The large point to be made is: the true realist solution to the economic is neither the objective structure of socialism, nor capitalism. Rather, the defining dynamic is the working person: the subject. It is enunciated in Gaudium et Spes #24 that says that “man, the only earthly being that God has willed for itself, finds himself by the sincere gift of himself.” The two principles of subsidiarity and solidarity flow from this theological anthropology in the following way: by work, the human person – the “I” – subdues self to get possession of self. Once in self-possession and self-governance, he/she obeys the divine command to subdue the earth by work. As subdued and mastered, the earth belongs to the human person as his/her own. But the person cannot keep anything for self, because the self – made in the image of the relational Persons of the Trinity - cannot keep the self for itself.

John Paul II said that “property is acquired first of al through work in order that it may serve work. This concerns in a special way ownership of the means of production. Isolating these means as a separate property in order to set it up in the form of `capital’ in opposition to `labor’ – and even to practice exploitation of labor – is contrary to the very nature of these means and their possession. They cannot be possessed against labor, they cannot even be possessed for possession sake, because the only legitimate title to their possession – whether in the form of private ownership or in the form of public or collective ownership – is that they should serve albor, and htus, by serving labor, that they should make possible the achievement of the first principle of this order, namely, the universal destination of goods and the right to common use of them. From this point of view, therefore, in consideration of human labor and of common access to the goods meant for man, one cannot exclude the socialization, in suitable conditions, of certain means of production.”[1]

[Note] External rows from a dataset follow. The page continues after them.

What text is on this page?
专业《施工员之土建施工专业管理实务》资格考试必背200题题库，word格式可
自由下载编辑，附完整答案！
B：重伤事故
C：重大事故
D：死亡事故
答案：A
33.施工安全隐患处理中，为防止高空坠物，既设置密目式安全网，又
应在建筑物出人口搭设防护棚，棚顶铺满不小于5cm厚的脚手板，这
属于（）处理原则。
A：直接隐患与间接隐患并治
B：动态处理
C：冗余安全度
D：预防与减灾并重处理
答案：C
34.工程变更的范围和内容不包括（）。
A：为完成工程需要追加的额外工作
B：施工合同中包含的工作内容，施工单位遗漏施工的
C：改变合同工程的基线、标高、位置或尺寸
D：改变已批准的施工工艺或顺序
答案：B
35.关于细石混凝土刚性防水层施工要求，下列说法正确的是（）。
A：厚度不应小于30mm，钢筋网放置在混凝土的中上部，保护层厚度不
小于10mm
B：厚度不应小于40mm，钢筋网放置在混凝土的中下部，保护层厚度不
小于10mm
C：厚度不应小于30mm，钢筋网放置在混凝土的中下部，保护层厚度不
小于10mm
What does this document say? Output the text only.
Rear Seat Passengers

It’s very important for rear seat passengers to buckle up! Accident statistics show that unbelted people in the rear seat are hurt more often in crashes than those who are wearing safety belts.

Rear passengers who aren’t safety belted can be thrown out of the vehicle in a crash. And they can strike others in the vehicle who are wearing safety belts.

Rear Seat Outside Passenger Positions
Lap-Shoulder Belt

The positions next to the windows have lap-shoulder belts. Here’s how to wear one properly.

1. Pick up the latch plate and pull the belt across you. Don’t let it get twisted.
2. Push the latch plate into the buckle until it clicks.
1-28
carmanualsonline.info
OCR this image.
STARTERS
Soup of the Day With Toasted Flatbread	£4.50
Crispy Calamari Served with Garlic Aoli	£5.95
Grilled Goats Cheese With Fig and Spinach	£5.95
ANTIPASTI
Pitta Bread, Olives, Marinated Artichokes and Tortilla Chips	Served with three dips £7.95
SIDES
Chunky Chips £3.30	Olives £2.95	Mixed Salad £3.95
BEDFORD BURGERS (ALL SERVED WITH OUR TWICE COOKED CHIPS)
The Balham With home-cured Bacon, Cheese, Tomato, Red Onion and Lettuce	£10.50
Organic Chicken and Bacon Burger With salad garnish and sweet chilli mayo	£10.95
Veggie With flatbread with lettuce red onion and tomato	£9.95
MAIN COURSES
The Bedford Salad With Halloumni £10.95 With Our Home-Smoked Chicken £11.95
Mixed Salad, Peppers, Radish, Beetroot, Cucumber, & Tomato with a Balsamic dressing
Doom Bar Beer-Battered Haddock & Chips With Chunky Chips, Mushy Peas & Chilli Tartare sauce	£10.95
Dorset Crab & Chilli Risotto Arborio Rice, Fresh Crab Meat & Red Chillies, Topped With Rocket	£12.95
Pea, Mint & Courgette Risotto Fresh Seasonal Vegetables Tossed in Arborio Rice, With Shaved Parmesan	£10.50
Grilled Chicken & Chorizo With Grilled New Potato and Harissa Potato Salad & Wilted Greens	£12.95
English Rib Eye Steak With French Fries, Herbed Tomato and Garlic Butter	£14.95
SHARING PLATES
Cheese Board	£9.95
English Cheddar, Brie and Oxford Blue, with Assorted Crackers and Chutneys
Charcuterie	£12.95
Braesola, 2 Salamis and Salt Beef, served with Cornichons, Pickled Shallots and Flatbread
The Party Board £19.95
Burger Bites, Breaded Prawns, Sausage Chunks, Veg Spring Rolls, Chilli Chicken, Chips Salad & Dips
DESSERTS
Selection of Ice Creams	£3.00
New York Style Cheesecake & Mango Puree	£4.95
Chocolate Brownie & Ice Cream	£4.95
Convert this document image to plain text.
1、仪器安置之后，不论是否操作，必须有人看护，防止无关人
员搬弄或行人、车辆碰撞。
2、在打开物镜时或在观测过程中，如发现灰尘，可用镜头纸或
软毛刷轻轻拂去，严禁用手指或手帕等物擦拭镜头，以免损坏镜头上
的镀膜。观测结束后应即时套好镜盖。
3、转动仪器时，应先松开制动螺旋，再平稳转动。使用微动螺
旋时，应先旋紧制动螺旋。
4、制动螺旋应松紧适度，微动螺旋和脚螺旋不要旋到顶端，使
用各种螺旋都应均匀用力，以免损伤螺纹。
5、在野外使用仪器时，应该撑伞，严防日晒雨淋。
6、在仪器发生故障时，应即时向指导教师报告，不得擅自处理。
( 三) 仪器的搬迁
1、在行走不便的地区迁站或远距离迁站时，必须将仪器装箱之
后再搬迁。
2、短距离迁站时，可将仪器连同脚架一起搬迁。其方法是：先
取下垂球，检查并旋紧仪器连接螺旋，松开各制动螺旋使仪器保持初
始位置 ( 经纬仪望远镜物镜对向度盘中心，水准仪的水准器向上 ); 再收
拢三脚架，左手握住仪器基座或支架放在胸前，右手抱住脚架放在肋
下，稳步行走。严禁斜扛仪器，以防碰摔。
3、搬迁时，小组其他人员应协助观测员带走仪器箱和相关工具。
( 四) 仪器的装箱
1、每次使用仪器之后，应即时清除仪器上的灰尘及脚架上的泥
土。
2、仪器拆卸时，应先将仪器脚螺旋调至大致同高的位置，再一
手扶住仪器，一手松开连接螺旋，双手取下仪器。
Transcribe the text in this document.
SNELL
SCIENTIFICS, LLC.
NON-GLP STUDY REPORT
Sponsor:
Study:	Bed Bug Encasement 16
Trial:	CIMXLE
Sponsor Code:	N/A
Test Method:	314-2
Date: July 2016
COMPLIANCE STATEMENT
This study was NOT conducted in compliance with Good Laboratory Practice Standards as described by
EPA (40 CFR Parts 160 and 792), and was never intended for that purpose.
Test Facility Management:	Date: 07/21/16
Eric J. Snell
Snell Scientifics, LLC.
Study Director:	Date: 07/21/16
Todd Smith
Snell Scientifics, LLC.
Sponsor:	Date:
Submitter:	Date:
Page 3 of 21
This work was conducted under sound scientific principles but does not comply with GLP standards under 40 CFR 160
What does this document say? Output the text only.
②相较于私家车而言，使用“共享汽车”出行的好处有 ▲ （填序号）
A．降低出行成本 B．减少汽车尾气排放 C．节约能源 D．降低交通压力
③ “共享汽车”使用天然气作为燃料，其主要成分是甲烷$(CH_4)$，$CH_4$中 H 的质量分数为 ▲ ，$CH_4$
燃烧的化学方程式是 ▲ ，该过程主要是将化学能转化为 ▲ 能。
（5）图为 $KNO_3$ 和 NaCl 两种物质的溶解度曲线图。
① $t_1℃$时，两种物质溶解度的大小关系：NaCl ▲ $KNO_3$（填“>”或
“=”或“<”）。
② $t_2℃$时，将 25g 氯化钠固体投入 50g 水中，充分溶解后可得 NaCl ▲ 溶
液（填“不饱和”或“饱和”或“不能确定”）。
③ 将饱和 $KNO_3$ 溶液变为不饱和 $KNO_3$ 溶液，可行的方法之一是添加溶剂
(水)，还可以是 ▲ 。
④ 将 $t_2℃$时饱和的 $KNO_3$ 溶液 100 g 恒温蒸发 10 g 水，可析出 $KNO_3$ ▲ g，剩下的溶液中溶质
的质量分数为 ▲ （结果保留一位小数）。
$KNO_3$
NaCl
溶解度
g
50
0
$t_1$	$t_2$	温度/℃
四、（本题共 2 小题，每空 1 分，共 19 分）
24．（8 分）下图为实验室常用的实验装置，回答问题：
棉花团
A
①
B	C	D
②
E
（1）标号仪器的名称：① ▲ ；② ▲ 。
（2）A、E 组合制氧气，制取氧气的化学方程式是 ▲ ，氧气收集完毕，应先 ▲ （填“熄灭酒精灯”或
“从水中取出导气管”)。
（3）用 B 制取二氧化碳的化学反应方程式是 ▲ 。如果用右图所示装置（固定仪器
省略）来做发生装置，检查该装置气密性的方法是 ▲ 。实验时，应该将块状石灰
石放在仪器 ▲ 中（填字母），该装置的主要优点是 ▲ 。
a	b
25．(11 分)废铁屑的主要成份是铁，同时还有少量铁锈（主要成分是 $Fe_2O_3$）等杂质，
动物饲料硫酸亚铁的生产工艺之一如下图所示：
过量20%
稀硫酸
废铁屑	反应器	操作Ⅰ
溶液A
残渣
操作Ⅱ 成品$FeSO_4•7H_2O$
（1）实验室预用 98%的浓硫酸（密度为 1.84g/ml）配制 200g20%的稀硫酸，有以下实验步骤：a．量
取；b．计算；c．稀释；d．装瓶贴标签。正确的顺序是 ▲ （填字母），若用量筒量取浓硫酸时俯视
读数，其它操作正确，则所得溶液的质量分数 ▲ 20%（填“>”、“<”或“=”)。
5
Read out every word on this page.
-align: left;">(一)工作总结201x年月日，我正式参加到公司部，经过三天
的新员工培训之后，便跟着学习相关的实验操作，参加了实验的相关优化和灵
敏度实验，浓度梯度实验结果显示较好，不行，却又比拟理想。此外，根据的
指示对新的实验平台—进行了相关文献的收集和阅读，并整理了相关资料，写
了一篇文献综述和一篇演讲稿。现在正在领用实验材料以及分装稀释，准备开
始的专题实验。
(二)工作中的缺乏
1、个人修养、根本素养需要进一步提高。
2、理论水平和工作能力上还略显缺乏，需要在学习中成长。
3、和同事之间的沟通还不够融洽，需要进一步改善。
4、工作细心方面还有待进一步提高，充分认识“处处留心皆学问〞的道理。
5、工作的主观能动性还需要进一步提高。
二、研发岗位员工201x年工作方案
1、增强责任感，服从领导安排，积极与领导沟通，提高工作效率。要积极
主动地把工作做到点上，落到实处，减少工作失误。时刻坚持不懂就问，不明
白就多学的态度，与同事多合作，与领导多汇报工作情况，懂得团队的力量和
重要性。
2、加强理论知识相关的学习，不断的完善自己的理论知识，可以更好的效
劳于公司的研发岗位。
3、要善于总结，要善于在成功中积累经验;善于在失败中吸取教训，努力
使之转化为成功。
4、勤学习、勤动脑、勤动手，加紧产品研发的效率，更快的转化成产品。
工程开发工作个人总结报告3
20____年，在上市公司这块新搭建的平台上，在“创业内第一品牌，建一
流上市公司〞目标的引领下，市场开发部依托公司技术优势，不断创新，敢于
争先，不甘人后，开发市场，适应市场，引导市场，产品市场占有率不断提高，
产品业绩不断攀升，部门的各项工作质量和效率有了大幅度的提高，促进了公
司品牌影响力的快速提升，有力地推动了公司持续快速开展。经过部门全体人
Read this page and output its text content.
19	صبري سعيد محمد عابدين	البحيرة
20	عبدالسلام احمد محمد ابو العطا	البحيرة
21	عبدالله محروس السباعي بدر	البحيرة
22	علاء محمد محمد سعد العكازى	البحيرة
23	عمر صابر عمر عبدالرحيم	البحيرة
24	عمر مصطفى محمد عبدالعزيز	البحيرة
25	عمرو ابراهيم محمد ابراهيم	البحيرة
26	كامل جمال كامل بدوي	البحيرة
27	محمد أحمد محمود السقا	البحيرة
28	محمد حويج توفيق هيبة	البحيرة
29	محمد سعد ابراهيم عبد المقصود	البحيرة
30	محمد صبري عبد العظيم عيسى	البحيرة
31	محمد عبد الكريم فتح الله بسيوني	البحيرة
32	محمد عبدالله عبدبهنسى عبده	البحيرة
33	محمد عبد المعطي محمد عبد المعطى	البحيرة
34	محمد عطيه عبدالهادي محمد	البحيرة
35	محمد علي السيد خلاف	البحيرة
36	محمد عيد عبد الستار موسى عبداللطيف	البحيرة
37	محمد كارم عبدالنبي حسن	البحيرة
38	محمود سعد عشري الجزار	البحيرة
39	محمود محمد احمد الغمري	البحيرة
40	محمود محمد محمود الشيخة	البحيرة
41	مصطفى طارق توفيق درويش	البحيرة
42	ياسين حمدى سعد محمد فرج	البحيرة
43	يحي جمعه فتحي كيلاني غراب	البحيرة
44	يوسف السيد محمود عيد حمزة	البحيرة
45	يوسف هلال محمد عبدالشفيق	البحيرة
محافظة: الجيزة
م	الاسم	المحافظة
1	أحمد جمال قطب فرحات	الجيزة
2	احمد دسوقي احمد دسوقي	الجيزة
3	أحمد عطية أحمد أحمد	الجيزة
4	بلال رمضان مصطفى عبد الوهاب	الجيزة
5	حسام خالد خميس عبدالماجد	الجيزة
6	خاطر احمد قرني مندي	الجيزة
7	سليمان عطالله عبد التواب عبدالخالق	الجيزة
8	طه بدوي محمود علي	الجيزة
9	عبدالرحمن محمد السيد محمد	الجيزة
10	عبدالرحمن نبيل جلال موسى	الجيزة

Hence, the solution to every social question, be it political or economic, will not be rooted in any objectified ideology but in the working person, the subject. The working person owns capital only in order to distribute it in the work process. Whatever is kept for self is lost. Hence, there is a priority of work over capital, and the culture which we await will be a true civilization of work that will neither commodity nor workaholism, but the gift of self of persons. In this sense, work as the self-gift of persons is the key to the whole social question.

[1] John Paul II, “Laborem Exercens,” #14.